Niechciane orgazmy
Syndrom permanentnego podniecenia seksualnego został zaklasyfikowany jako choroba w 2002 roku, ale nadal niewiele wiadomo na jego temat. Występuje on u tysięcy kobiet na całym świecie, które stale znajdują się o krok od orgazmu bez względu na czas i miejsce. Może wydawać się, że taka dolegliwość jest zabawna, ale kobietom dotkniętym syndromem permanentnego podniecenia seksualnego nie jest do śmiechu. Brak kontroli nad własnym ciałem zmienia ich życie w koszmar. Co gorsza, odbycie stosunku płciowego nie pomaga pozbyć się podniecenia, a orgazm może wręcz nasilić symptomy pobudzenia.
1. Skąd bierze się permanentne podniecenie seksualne?
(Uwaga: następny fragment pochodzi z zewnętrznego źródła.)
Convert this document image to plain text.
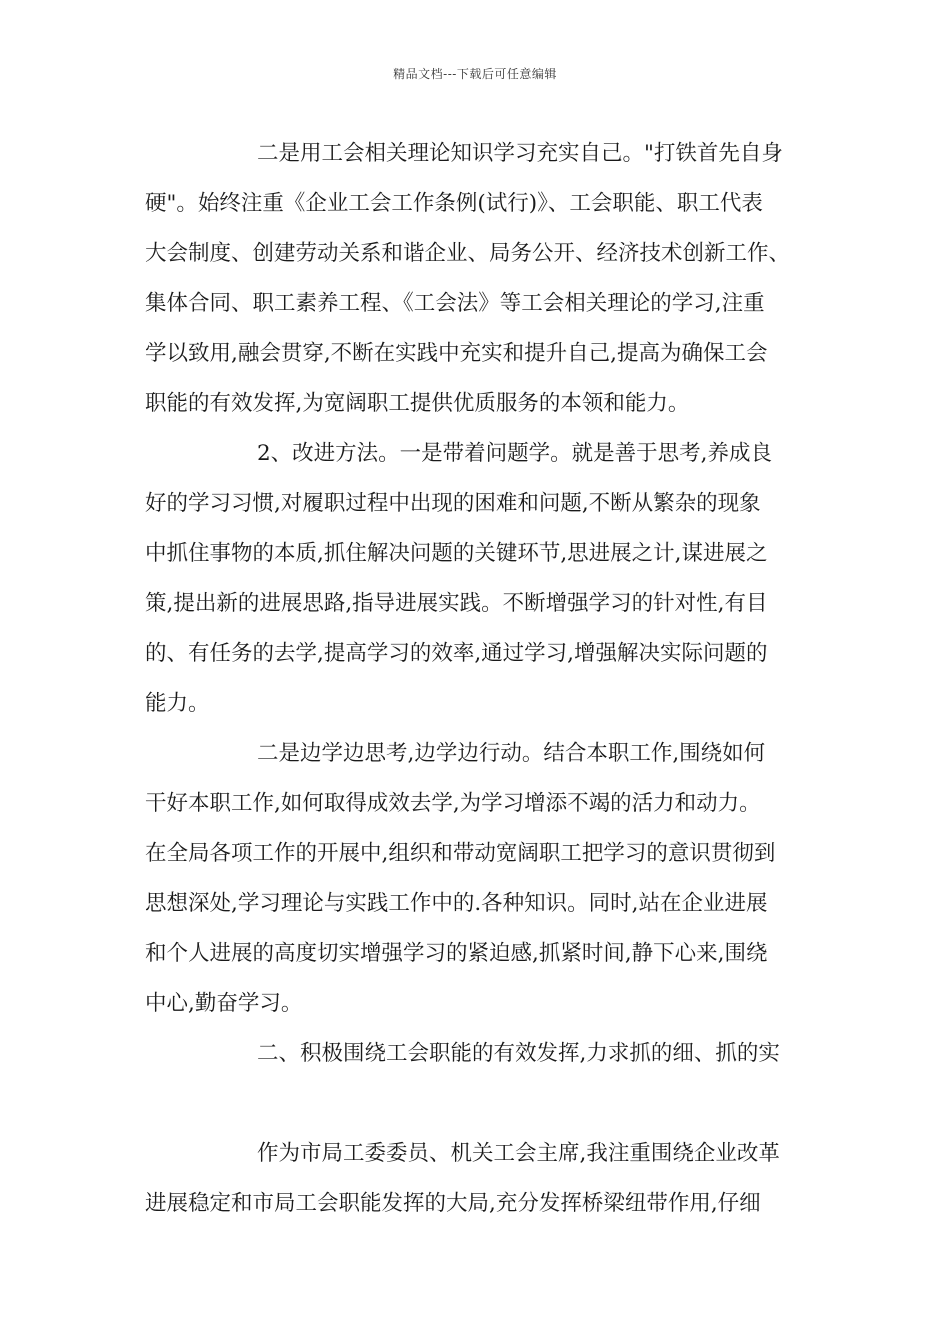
精品文档---下载后可任意编辑
二是用工会相关理论知识学习充实自己。"打铁首先自身
硬"。始终注重《企业工会工作条例(试行)》、工会职能、职工代表
大会制度、创建劳动关系和谐企业、局务公开、经济技术创新工作、
集体合同、职工素养工程、《工会法》等工会相关理论的学习,注重
学以致用,融会贯穿,不断在实践中充实和提升自己,提高为确保工会
职能的有效发挥,为宽阔职工提供优质服务的本领和能力。
2、改进方法。一是带着问题学。就是善于思考,养成良
好的学习习惯,对履职过程中出现的困难和问题,不断从繁杂的现象
中抓住事物的本质,抓住解决问题的关键环节,思进展之计,谋进展之
策,提出新的进展思路,指导进展实践。不断增强学习的针对性,有目
的、有任务的去学,提高学习的效率,通过学习,增强解决实际问题的
能力。
二是边学边思考,边学边行动。结合本职工作,围绕如何
干好本职工作,如何取得成效去学,为学习增添不竭的活力和动力。
在全局各项工作的开展中,组织和带动宽阔职工把学习的意识贯彻到
思想深处,学习理论与实践工作中的.各种知识。同时,站在企业进展
和个人进展的高度切实增强学习的紧迫感,抓紧时间,静下心来,围绕
中心,勤奋学习。
二、积极围绕工会职能的有效发挥,力求抓的细、抓的实
作为市局工委委员、机关工会主席,我注重围绕企业改革
进展稳定和市局工会职能发挥的大局,充分发挥桥梁纽带作用,仔细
Przez wiele lat lekarze nie wiedzieli o istnieniu tego syndromu i zbywali pacjentki uskarżające się na ciągłe podniecenie rubasznymi żartami. Nawet obecnie medycy niewiele wiedzą na temat permanentnego podniecenia seksualnego. Wiadomo, że przyczyna syndromu nie ma związku z hormonami ani ze sferą seksualną człowieka. Nie udało się jeszcze ustalić, czy źródłem problemów jest mózg, czy zaburzenia w funkcjonowaniu ciała lub nerwów. Podobna dolegliwość występuje u mężczyzn i jest znana jako "priapizm".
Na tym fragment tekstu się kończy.